REPUBLIKA.CO.ID, JAKARTA -- Fenomena manusia perahu dan sejumlah warga Pasar Ikan atau Kampung Aquarium, RW 4, Penjaringan, Jakarta Utara, yang menolak untuk tinggal di rumah susun menandakan kebutuhan manusia tidak dinilai hanya dengan tempat tinggal. Mereka pun membutuhkan faktor ekonomi, sosial, dan budaya yang juga harus diperhatikan.
Anggota Komisi A dari Fraksi PDIP DPRD DKI Jakarta, Dwi Rio Sambodo, mengatakan dengan memindahkan sejumlah warga ke rumah susun (rusun) belum tentu menjamin kehidupan ekonominya.
"Mereka yang bermatapencaharian nelayan disuruh mengubah mata pencaharian itu belum tentu bisa berubah dalam waktu cepat, butuh adaptasi, sedangkan kebutuhan ekonomi tidak bisa ditunda," kata dia, Rabu (20/4).
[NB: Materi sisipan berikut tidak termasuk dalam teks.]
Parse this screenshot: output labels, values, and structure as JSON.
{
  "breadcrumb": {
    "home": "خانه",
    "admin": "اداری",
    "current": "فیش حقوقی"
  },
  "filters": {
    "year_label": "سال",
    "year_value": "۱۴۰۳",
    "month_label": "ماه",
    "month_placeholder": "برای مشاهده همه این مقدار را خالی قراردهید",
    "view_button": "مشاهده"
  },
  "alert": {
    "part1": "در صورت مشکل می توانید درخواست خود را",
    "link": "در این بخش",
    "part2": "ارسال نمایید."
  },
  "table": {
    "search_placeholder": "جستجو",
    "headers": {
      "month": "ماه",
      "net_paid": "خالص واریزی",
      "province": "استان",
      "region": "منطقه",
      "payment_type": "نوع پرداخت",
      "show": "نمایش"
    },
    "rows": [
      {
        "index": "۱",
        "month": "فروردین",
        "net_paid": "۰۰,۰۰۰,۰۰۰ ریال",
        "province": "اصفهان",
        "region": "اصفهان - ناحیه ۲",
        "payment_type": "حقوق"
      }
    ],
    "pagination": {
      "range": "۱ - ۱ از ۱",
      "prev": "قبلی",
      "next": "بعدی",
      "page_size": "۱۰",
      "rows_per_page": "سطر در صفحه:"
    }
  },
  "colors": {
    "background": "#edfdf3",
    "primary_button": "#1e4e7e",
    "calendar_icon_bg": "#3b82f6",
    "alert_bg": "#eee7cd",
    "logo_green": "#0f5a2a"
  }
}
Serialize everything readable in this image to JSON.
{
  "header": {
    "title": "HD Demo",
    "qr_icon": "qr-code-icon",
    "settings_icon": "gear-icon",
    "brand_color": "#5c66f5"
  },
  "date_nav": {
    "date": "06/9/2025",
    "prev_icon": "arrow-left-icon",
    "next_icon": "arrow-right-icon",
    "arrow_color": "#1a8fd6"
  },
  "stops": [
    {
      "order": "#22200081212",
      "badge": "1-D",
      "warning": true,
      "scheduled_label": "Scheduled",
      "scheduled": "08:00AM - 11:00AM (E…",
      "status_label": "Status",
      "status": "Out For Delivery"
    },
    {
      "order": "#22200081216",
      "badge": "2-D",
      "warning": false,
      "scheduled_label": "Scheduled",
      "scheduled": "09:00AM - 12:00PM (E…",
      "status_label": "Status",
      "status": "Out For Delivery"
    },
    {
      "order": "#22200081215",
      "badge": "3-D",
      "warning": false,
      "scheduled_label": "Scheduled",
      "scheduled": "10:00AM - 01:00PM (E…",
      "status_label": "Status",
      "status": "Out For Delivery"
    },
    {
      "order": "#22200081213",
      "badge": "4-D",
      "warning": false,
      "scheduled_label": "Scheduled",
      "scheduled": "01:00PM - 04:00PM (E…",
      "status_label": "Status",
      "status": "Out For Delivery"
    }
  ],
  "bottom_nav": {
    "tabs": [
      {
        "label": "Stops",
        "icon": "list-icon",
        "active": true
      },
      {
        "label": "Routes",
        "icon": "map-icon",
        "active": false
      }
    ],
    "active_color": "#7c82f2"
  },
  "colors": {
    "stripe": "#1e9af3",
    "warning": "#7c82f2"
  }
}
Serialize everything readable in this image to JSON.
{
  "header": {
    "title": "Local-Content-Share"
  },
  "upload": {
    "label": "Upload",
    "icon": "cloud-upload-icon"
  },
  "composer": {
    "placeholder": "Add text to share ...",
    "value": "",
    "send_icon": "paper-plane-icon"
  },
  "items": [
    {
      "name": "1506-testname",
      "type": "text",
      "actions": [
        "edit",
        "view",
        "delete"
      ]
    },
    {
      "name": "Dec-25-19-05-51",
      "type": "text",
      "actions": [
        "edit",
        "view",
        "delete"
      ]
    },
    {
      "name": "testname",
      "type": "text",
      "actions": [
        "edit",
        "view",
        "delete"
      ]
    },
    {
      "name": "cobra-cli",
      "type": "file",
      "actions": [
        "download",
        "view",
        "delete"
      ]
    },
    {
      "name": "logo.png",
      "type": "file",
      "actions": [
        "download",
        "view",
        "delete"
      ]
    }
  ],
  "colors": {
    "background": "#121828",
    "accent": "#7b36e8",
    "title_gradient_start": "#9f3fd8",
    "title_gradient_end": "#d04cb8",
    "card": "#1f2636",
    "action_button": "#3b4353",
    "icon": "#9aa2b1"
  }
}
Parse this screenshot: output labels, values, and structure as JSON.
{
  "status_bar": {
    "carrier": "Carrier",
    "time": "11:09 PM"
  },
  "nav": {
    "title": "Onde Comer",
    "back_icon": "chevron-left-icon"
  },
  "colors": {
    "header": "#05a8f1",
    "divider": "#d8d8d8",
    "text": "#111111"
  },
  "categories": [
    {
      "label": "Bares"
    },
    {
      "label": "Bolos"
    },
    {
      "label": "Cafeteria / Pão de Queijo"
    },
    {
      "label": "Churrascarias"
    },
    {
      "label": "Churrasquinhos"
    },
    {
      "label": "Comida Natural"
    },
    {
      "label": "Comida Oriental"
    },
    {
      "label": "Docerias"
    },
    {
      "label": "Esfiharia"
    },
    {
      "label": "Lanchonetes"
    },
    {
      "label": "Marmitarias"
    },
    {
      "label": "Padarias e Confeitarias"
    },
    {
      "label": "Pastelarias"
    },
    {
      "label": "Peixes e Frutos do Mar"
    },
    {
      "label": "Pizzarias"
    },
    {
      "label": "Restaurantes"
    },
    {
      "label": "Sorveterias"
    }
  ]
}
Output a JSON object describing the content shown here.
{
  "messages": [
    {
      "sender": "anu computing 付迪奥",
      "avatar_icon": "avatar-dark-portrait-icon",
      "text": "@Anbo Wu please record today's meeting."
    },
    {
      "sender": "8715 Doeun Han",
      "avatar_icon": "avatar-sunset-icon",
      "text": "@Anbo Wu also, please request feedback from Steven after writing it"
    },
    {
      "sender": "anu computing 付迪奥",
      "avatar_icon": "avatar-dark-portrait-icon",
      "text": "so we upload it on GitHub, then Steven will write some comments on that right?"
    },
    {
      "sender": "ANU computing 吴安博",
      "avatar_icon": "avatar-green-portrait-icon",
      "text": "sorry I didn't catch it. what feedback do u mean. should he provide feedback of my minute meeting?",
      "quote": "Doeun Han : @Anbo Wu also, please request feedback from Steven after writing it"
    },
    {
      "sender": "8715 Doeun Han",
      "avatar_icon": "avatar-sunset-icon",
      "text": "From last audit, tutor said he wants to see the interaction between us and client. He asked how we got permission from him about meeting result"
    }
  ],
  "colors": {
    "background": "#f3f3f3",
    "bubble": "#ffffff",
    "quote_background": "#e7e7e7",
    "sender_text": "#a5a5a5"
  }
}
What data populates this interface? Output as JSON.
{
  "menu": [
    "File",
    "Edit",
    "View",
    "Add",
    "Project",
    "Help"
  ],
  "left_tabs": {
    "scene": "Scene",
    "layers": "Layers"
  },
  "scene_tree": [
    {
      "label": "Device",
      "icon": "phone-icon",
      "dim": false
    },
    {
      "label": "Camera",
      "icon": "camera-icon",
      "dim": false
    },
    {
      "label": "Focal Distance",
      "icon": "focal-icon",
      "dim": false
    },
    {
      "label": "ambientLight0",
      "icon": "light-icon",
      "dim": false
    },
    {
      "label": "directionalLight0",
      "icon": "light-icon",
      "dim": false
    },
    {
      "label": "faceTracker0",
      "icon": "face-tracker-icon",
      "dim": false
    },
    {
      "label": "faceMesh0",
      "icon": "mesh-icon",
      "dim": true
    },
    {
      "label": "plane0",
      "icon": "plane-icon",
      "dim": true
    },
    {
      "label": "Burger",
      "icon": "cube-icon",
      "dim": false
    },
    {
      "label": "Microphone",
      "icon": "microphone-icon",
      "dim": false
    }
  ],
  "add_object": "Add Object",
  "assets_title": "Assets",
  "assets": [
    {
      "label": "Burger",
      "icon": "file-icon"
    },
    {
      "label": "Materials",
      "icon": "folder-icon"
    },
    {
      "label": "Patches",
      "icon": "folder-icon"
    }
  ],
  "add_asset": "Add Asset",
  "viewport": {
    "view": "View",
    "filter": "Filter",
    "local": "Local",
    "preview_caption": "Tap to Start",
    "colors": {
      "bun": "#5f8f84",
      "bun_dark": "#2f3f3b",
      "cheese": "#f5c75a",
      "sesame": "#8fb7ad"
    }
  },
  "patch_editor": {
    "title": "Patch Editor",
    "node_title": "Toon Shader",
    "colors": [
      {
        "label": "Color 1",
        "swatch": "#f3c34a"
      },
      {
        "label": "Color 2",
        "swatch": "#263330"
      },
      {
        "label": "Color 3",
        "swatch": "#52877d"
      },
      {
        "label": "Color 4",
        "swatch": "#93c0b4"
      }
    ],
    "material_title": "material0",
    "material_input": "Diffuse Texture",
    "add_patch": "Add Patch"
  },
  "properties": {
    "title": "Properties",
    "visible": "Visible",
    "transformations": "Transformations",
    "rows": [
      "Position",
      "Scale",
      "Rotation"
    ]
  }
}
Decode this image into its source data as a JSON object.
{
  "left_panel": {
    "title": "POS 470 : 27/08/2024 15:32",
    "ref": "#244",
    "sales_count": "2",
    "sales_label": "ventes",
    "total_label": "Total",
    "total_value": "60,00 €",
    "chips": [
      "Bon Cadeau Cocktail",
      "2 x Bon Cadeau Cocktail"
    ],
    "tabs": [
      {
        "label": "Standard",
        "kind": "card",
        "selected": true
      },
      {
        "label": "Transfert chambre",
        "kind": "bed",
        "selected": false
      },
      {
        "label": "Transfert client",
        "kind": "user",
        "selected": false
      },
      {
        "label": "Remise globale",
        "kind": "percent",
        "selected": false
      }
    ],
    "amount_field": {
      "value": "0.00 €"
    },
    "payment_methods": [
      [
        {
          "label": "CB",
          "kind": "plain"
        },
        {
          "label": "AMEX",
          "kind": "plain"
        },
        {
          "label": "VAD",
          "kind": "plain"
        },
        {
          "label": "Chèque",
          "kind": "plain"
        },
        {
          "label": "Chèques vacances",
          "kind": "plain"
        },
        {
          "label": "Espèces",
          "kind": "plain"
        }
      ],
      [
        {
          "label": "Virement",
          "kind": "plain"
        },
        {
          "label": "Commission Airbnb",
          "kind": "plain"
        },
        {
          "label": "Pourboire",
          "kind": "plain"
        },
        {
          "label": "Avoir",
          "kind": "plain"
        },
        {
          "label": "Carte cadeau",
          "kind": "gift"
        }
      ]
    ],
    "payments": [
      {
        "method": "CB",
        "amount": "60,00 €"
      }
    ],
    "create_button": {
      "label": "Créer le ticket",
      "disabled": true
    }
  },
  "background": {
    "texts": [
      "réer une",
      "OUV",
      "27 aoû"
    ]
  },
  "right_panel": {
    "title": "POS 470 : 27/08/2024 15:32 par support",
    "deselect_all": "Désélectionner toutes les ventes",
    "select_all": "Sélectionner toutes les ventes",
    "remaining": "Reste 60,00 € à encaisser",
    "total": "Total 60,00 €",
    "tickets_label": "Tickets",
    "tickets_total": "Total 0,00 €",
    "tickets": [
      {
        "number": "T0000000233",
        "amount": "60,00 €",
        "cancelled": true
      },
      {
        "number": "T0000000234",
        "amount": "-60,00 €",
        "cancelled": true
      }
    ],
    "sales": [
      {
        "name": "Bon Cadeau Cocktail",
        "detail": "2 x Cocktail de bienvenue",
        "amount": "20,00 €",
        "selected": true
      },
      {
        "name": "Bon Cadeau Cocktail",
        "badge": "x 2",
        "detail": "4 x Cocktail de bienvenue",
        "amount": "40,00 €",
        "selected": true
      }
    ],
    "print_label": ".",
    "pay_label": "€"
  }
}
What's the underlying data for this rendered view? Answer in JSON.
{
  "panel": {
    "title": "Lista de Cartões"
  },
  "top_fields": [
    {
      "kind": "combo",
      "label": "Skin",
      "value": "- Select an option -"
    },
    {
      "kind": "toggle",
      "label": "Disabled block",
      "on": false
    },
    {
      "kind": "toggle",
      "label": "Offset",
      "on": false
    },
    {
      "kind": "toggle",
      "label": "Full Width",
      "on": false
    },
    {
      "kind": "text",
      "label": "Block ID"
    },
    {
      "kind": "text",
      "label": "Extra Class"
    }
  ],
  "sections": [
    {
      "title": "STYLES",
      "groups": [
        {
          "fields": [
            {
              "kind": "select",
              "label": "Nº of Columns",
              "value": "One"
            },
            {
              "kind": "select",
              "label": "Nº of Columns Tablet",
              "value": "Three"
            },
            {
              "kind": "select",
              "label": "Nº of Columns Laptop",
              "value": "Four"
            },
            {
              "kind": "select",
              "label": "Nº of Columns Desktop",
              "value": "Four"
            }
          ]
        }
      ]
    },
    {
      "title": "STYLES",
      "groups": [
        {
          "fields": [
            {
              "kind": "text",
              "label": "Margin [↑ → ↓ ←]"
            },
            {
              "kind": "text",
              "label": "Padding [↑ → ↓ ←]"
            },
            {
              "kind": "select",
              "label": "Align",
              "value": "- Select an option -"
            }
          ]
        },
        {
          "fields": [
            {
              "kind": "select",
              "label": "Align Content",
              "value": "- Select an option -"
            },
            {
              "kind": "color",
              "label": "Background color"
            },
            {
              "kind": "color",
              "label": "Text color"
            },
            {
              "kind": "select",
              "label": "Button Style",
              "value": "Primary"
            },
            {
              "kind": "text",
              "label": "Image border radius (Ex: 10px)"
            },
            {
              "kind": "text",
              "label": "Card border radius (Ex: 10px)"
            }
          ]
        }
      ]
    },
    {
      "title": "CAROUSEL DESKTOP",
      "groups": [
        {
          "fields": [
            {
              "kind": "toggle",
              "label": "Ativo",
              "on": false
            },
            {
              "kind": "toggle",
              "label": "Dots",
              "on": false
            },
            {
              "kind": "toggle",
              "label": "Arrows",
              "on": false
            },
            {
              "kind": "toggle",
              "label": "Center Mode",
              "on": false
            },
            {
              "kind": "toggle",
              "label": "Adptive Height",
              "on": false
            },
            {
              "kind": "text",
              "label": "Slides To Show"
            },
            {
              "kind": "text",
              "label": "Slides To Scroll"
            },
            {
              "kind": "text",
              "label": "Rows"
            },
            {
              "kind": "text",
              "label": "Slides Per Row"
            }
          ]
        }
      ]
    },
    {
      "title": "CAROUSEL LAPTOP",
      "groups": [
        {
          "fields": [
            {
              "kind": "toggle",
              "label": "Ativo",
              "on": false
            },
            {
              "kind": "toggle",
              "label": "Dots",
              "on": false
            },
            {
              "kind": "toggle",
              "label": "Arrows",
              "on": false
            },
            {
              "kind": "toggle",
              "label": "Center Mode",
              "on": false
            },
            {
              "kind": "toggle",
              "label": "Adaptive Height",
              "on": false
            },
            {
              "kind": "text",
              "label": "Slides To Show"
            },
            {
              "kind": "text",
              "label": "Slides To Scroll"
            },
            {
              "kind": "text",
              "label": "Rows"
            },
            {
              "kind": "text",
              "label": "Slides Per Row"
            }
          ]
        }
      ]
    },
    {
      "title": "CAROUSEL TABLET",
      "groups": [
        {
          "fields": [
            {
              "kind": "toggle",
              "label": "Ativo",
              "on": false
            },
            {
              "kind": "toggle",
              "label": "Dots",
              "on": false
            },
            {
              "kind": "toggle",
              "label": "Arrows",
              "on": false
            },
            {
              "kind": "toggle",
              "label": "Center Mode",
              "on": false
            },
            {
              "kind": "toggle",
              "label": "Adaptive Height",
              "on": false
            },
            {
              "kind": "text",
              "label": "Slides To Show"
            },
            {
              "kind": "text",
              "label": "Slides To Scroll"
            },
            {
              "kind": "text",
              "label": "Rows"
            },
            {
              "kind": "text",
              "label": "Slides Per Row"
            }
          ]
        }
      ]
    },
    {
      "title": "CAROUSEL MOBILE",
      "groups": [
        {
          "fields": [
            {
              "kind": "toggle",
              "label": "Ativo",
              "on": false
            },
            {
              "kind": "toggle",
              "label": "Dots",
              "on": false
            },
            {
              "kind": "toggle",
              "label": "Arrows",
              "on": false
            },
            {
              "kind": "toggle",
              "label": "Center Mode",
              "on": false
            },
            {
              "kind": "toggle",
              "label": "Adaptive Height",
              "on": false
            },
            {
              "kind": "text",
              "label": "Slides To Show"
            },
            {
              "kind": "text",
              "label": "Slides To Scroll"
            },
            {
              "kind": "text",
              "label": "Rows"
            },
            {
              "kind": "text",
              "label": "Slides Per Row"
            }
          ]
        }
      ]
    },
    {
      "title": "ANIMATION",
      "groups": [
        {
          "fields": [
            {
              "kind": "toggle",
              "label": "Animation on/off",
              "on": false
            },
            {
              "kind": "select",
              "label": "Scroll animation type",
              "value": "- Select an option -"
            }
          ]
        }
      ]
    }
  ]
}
Rio menuturkan, mereka juga membutuhkan pendekatan dengan lingkungan dan tetangga baru dalam menjalankan aktivitas sehari-hari dalam kehidupan sosial dan budaya. Seharusnya, pembongkaran untuk revalitasi Pasar Ikan dimusyawarahkan oleh gubernur DKI Jakarta kepada warganya terlebih dahulu. Tentu saja sebelum melakukan pembongkaran terhadap ratusan rumah di sana.
"Jika memang mau menata Ibu Kota, tidak juga perlu digusur, dipindahkan ke tempat lain, apalagi dipindahkannya jauh dari tempat tinggal semula yang juga memengaruhi anak-anak yang masih sekolah," kata dia.
Rio menilai gubernur DKI Jakarta sebagai pemimpin di DKI merupakan penguasa wilayah. Jika memang pembongkaran tersebut untuk kemakmuran rakyat, mengapa tidak diberikan saja tanah untuk ganti rugi mereka. Sebab, warga Pasar Ikan sudah hidup di tempat tersebut berpuluh-puluh tahun yang lalu dengan legal.
Sebelum manusia perahu dipindahkan ke Kali Adem, ada baiknya Pemprov DKI memikirkan hal-hal tersebut. Sebab, sejumlah penduduk Pasar Ikan juga merupakan anak-anak negeri dan Pemprov DKI memiliki tanggung jawab serta kewajiban untuk memberi kemakmuran kepada warganya.